While algorithmically sound (\(O(N^2)\)), this method consumes an enormous amount of RAM. The sums_cd dictionary would need to store about \(20000^2 / 2 \approx 200\) million entries, leading to memory exhaustion. Surprisingly, this approach failed even on my PC with 32GB of RAM.

To overcome the memory issue, we can replace the dictionary with a sorted list and use a binary search. This is significantly more memory-efficient.

  1. Generate a List: Create a list of tuples (value, c, d) for all \(c^4 + d^4\) sums.
  2. Sort the List: Sort this list based on value. This is the crucial step that enables a fast search without high memory overhead.
  3. Iterate and Search: Loop through a and b, calculate the target, and use a binary search (Python’s bisect module is perfect for this) to find the target in the sorted list.

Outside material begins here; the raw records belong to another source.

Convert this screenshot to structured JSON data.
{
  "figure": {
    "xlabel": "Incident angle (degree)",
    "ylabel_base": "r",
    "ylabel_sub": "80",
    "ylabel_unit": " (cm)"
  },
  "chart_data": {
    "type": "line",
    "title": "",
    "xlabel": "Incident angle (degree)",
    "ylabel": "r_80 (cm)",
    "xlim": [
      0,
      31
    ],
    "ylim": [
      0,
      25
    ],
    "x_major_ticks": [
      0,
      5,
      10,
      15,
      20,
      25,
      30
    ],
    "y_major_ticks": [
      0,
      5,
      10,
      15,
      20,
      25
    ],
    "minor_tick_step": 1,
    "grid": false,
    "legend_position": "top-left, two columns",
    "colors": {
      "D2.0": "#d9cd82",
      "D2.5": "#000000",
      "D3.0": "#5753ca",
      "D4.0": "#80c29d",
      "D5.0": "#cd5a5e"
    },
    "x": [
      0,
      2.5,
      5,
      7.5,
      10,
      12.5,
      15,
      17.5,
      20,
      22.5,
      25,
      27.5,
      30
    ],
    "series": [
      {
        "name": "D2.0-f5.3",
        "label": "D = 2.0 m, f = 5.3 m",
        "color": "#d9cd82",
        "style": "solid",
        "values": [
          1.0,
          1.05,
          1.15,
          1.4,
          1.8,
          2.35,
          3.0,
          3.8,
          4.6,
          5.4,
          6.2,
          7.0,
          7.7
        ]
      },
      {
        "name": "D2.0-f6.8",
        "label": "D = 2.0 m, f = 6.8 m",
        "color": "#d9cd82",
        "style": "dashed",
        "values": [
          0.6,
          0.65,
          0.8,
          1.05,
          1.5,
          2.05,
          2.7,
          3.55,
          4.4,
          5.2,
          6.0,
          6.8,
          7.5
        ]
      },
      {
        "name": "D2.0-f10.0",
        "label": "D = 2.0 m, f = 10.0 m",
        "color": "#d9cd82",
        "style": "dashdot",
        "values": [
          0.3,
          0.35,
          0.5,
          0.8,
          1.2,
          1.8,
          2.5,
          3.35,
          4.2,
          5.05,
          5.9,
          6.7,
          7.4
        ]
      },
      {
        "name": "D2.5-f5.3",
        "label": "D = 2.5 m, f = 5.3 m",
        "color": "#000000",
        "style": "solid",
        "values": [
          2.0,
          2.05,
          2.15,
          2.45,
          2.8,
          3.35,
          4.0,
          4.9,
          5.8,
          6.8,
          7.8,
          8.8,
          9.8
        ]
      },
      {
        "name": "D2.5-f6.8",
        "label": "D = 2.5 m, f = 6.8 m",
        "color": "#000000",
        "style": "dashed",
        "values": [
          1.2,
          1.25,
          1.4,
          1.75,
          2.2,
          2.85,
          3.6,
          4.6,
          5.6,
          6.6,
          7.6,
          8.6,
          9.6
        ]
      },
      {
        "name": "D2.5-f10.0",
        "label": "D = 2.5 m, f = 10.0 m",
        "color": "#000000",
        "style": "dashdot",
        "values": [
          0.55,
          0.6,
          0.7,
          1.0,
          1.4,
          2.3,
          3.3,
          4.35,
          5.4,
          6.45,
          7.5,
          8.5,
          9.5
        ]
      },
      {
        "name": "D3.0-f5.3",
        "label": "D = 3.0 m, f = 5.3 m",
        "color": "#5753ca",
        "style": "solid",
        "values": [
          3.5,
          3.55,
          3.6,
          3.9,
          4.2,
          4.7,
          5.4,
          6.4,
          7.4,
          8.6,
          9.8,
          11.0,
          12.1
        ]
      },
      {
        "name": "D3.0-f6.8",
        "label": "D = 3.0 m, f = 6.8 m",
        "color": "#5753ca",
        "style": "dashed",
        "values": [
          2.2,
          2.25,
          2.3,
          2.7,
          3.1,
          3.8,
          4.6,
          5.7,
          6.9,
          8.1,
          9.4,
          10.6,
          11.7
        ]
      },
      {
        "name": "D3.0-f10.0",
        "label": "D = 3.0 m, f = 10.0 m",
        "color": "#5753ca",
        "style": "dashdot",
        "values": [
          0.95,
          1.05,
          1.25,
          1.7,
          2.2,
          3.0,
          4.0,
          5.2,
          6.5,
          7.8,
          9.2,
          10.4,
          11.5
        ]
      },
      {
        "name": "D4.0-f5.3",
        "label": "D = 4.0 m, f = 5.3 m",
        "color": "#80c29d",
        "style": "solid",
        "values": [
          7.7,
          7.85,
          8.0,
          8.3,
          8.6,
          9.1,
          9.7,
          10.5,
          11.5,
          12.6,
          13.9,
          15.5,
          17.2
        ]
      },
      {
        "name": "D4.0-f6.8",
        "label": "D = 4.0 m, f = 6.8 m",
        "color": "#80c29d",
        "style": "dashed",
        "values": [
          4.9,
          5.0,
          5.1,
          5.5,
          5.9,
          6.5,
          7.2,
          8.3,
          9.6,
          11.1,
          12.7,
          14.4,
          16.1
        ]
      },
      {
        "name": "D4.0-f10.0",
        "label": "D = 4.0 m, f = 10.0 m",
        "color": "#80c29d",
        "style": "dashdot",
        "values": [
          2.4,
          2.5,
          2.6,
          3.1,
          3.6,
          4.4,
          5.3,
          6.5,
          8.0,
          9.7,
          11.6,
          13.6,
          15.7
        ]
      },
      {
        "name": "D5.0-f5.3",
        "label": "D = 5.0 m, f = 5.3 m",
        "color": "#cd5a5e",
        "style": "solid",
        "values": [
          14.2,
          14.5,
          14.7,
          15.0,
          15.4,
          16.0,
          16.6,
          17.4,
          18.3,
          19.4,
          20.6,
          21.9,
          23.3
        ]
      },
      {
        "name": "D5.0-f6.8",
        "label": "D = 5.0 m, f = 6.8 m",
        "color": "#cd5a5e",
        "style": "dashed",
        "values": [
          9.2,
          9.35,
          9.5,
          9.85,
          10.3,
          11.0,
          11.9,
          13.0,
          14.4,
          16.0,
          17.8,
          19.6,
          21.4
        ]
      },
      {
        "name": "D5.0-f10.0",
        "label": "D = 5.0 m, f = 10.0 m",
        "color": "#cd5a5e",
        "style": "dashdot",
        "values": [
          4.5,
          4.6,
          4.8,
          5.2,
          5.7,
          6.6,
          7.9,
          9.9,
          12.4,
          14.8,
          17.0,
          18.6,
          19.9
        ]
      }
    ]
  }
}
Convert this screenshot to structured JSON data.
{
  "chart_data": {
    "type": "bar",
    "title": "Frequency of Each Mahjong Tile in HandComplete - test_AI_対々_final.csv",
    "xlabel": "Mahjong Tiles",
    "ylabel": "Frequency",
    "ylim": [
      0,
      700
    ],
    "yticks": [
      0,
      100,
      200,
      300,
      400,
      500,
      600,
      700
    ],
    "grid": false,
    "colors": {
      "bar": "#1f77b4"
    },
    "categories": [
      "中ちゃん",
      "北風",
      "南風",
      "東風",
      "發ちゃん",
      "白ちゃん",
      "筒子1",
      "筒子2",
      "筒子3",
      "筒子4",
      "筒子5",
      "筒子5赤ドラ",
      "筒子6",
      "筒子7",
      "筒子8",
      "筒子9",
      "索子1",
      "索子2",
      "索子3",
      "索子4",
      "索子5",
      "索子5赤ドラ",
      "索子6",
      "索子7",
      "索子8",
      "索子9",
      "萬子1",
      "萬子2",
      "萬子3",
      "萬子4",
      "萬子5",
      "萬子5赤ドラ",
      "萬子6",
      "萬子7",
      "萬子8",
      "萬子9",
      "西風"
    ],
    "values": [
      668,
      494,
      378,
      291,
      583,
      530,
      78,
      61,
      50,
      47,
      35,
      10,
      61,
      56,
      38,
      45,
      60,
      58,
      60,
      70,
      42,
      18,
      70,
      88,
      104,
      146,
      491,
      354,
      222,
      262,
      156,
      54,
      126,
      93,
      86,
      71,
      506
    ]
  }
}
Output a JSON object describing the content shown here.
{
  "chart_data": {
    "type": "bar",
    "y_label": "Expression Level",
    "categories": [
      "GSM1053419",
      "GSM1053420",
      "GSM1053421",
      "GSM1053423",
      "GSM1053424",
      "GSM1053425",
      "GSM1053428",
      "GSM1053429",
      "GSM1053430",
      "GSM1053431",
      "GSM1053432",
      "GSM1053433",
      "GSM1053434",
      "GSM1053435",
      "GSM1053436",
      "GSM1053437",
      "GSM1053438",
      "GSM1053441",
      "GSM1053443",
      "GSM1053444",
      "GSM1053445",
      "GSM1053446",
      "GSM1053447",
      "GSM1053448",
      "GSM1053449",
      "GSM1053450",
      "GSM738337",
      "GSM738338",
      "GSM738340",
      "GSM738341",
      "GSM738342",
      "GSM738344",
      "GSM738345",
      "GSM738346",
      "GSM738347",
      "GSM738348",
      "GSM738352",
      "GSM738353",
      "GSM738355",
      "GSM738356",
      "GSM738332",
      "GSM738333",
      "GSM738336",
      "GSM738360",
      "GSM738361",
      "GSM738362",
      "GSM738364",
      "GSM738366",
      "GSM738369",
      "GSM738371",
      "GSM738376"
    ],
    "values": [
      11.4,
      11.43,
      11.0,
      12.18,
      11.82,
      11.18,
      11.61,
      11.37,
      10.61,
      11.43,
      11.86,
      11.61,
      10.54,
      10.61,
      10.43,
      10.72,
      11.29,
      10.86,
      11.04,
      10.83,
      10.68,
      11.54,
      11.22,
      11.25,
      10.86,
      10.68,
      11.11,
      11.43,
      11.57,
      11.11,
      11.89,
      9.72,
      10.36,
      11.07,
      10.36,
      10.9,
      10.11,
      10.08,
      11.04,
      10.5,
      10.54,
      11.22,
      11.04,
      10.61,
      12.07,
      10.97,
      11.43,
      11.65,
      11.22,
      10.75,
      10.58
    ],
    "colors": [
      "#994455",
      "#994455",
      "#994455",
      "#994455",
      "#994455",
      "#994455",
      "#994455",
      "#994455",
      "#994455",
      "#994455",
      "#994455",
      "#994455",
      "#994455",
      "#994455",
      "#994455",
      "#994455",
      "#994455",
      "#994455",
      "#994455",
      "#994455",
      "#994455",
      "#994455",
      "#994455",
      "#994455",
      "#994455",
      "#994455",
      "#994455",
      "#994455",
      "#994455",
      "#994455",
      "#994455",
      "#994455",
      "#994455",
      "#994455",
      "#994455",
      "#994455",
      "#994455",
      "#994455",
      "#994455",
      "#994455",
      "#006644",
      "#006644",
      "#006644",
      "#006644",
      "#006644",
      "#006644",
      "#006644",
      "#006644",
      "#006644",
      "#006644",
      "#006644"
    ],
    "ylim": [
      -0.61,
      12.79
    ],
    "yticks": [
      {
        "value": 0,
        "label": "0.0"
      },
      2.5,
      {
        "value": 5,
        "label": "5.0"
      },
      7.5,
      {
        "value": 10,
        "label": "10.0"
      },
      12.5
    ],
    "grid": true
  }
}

This reduces the time complexity to \(O(N^2 \log N)\) (for sorting and searching) and the space complexity to \(O(N^2)\), which is manageable.


Final Script and Flag Recovery

The following script implements the sort-and-search strategy to find the numbers and decrypt the flag.

import bisect
from Crypto.Cipher import AES

def solve_challenge():
    N = 20000
    
    # Generate a list of (value, c, d) tuples
    print("Building list for c^4 + d^4...")
    sums_cd_list = []
    for c in range(1, N):
        for d in range(1, c + 1):
            sums_cd_list.append((c**4 + d**4, c, d))

    # Sort the list by the calculated value
    print("Sorting list... (This will take a moment)")
    sums_cd_list.sort()
    cd_values = [item[0] for item in sums_cd_list]

    # Iterate through a, b and use binary search to find a match
    print("Searching for solution...")
    solution_found = None
    for a in range(1, N):
        for b in range(1, a + 1):
            target = a**4 + b**4 - 17
            i = bisect.bisect_left(cd_values, target)
            if i < len(cd_values) and cd_values[i] == target:
                _val, c, d = sums_cd_list[i]
                
                # The key must be <= 16 chars long. This is a final check.
                if len(str(a * b * c * d)) <= 16:
                    print(f"\nSolution found! a={a}, b={b}, c={c}, d={d}")
                    solution_found = (a, b, c, d)
                    break
        if solution_found:
            break

    if not solution_found:
        print("\nCould not find a solution.")
        return

    # Decrypt the flag
    a, b, c, d = solution_found
    product = a * b * c * d
    key = f"{product}".zfill(16).encode()
    print(f"Derived AES Key: {key}")

    ciphertext_hex = "41593455378fed8c3bd344827a193bde7ec2044a3f7a3ca6fb77448e9de55155"
    ciphertext = bytes.fromhex(ciphertext_hex)
    
    cipher = AES.new(key, AES.MODE_ECB)
    decrypted_flag = cipher.decrypt(ciphertext)
    
    # Clean up padding and print the flag
    flag = decrypted_flag.decode('utf-8').strip()
    print(f"\nFLAG: {flag}")


if __name__ == '__main__':
    solve_challenge()

Running this script successfully finds the integers, derives the key, and decrypts the ciphertext to reveal the flag. Keep in mind, I still had to close absolutely every unnecessary process on my PC to get enough memory to run this.